Voting rights advocates, labor organizers, civic engagement groups, and community members will gather Saturday in New Orleans for a statewide day of action opposing the U.S. Supreme Court’s decision in Louisiana v. Callais, a ruling that has intensified the fight over congressional representation, Black voting power, and the future of the Voting Rights Act.
The event, titled the Day of Action Against Voter Suppression, will take place Saturday, May 16, from 10 a.m. to noon at Duncan Plaza. Organizers say participants will rally, register community members to vote, combat misinformation surrounding Louisiana’s disrupted congressional election process, and then head to the polls together.
The mobilization comes just weeks after the Supreme Court struck down Louisiana’s congressional map in Louisiana v. Callais, finding that the map, which included a second majority-Black district, was an unconstitutional racial gerrymander. The decision has been widely criticized by voting rights groups, who argue that it weakens Section 2 of the Voting Rights Act, the landmark civil rights protection designed to prevent election systems from diluting minority voting power.
For advocates, the ruling is not an isolated legal decision. It is part of a larger battle over who gets meaningful representation in Congress and whether states can redraw maps in ways that reduce the political power of Black voters. Louisiana’s Black population makes up roughly one-third of the state, yet the state has long been at the center of legal fights over whether its congressional maps fairly reflect that population.
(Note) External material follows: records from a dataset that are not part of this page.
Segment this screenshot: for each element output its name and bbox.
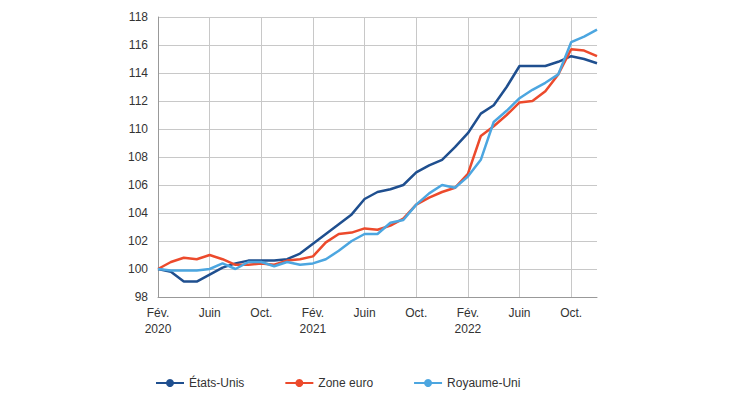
svg-text:Royaume-Uni: Royaume-Uni xyxy=(447,376,520,390)
svg-text:Fév.: Fév. xyxy=(457,306,479,320)
svg-text:Juin: Juin xyxy=(354,306,376,320)
svg-text:116: 116 xyxy=(129,38,148,52)
svg-text:Juin: Juin xyxy=(199,306,221,320)
svg-text:Zone euro: Zone euro xyxy=(318,376,373,390)
svg-text:Oct.: Oct. xyxy=(250,306,272,320)
svg-text:110: 110 xyxy=(129,122,148,136)
svg-text:États-Unis: États-Unis xyxy=(189,375,244,390)
svg-text:Juin: Juin xyxy=(509,306,531,320)
svg-text:Oct.: Oct. xyxy=(560,306,582,320)
svg-text:98: 98 xyxy=(135,290,149,304)
svg-text:Fév.: Fév. xyxy=(302,306,324,320)
svg-text:100: 100 xyxy=(128,262,148,276)
svg-text:104: 104 xyxy=(128,206,148,220)
svg-text:118: 118 xyxy=(129,10,148,24)
svg-text:2022: 2022 xyxy=(455,322,482,336)
svg-text:112: 112 xyxy=(129,94,148,108)
svg-text:2021: 2021 xyxy=(300,322,327,336)
svg-text:106: 106 xyxy=(128,178,148,192)
svg-text:Fév.: Fév. xyxy=(147,306,169,320)
svg-text:114: 114 xyxy=(129,66,148,80)
svg-text:2020: 2020 xyxy=(145,322,172,336)
svg-text:108: 108 xyxy=(128,150,148,164)
svg-text:102: 102 xyxy=(128,234,148,248)
svg-text:Oct.: Oct. xyxy=(405,306,427,320)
The Callais ruling immediately triggered political consequences in Louisiana. On April 30, Governor Jeff Landry issued an executive order suspending Louisiana’s closed-party primary elections for U.S. House races, citing the Supreme Court decision and arguing that elections should not proceed under a map the Court had rejected. Early voting had been scheduled to begin just days later for the May 16 primary.
That move created confusion for voters and candidates alike. According to reporting from the Louisiana Illuminator, more than 42,000 absentee ballots had already been received for the May 16 election by the time the governor suspended the congressional primaries. Voting rights groups and affected voters have since challenged the suspension in court, arguing that the decision disrupted an election already underway.
The political fight has only escalated. On May 14, the Louisiana Senate approved a new congressional map that would eliminate one of Louisiana’s two majority-Black congressional districts, potentially returning the state to a map with only one such district. Reuters reported that the proposed map could shift Louisiana’s congressional delegation from a 4-2 Republican advantage to a possible 5-1 Republican advantage, while Republicans have argued the redistricting is based on partisan considerations rather than race.
Civil rights advocates see the matter differently. Groups involved in Saturday’s action argue that the combination of the Supreme Court decision, the suspended congressional primaries, and the Legislature’s push to redraw the map represents a direct threat to fair representation. They warn that weakening majority-minority districts allows partisan power to be used in ways that can diminish Black voters’ ability to elect candidates that they trust will represent them.
Saturday’s event is being organized with support from a broad coalition that includes Power Coalition, New Orleans Rank and File Project, Step Up Louisiana, Indivisible NOLA, National Nurses United, Liberty & Dignity Coalition, Louisiana Alliance, Voice of the Experienced, IATSE Local 478, New Economic Justice Organizing Project, and United Teachers of New Orleans.
The coalition’s message is that the fight over congressional maps is not only a courtroom battle or a legislative debate. It is also a ground-level organizing fight over whether voters understand what is happening, whether communities remain engaged, and whether people most affected by redistricting decisions are mobilized before political power is reshaped without them.
For many organizers, Duncan Plaza has long served as a gathering place for public dissent and civic action in New Orleans. Saturday’s rally will place the Callais decision within that broader tradition, bringing together workers, voters, and community advocates who say the state’s response to the ruling threatens both democratic participation and racial representation.
The day of action is open to community members and media representatives. Organizers are encouraging residents to attend, register to vote if needed, and join efforts to defend voting rights in Louisiana at a moment when the state’s congressional future remains unsettled.